This is the first part of a 4 part article which will
run from Tuesday to Friday of this week. Tomorrow's installment
will discuss the "Citizenship Promotion Act of 2007" and
its proposal to restrict U.S.C.I.S. fee hikes and FBI name checks.
Parts 3 and 4 will deal with the right of asylee derivatives to
travel back to their homelands and new hope for the Dream Act respectively.
By Alan Lee, Esq.†‡
Part I - In Support of I J Chase
In our view, Immigration Judge Jeffrey Chase of the New York Executive
Office for Immigration Review has been pilloried enough and should
be allowed to return to the bench very shortly if he has the desire
to do so. According to the New York Times of March 13, 2007, he
has been relieved of his courtroom duties and reassigned to a desk
job following a rebuke by the Second Circuit Court of Appeals last
year and its recent recommendation that the Board of Immigration
Appeals scrutinize all of his decisions which are pending on appeal.
At issue was his perceived hostility to asylum cases, and in one
case a plethora of errors and omissions. Judge Chase may have gone
overboard on some of his cases, but his record of decisions in asylum
cases has been in line and even more generous than the national
average.

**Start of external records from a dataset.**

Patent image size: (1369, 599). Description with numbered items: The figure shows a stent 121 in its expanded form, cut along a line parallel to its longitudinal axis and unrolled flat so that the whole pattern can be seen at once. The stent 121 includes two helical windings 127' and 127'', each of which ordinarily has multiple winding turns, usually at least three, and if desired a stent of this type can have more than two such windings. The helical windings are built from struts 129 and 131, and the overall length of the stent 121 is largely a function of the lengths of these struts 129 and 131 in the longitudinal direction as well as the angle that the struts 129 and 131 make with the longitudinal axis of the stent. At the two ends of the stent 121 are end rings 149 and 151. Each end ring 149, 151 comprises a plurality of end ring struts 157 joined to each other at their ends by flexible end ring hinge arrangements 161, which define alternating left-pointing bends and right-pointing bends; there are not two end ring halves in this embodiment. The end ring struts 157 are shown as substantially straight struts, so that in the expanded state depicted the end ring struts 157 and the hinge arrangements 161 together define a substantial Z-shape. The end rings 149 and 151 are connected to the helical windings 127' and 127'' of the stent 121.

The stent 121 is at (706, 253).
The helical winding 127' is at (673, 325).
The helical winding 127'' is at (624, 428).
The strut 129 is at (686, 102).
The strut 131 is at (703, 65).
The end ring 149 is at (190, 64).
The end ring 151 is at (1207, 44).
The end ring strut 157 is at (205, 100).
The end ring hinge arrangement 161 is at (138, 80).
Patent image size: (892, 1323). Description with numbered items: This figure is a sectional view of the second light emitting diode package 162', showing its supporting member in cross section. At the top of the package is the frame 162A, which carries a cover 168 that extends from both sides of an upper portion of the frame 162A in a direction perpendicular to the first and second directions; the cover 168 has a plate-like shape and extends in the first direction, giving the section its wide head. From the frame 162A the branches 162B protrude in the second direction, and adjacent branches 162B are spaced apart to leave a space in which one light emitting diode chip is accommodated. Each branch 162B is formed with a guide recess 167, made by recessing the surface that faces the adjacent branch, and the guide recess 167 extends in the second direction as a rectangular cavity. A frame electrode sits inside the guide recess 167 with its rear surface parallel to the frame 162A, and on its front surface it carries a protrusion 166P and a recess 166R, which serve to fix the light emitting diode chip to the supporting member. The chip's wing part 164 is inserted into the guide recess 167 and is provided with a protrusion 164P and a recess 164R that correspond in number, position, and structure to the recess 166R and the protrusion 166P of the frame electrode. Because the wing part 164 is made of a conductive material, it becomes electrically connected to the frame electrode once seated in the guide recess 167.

The TRAC immigration project, a non-partisan and independent
organization supported by the JEHT Foundation, Ford Foundation and
Syracuse University which attempts to discover detailed information
from the government and make it available to Congress and the public,
has posted statistics on immigration judge asylum approvals and
denials nationwide from 2000 to the early months of 2005, and noted
a national grant average of 38.1 %. In that period, Judge Chase's
grant rate was 42%. That information shows that aliens with asylum
cases before Judge Chase have had a true shot at being granted asylum.
This contrasts with other New York judges with approval rates of
9.6%, 4.1% and 5.7% during that same period of time. I would personally
rather sit with my clients in front of a judge who may throw fits
but is capable of adjudicating along Judge Chase's line than before
one who is polite and mannered but has such an awful record against
approving asylum cases. From my personal experience in litigating
cases before Judge Chase, he is an effective judge who has exhibited
impartiality, paid attention to proceedings, is obviously very bright,
and has even suggested solutions favorable to the alien when available.
His pet peeve appears to be cases in which he believes that the
aliens before him are still being helped by smugglers and the unlicensed
consultants who provide them with false stories for asylum claims.
While the occasions on which he has not controlled himself cannot
be condoned, he has from all reports learned his lesson and should
soon be allowed return to the bench.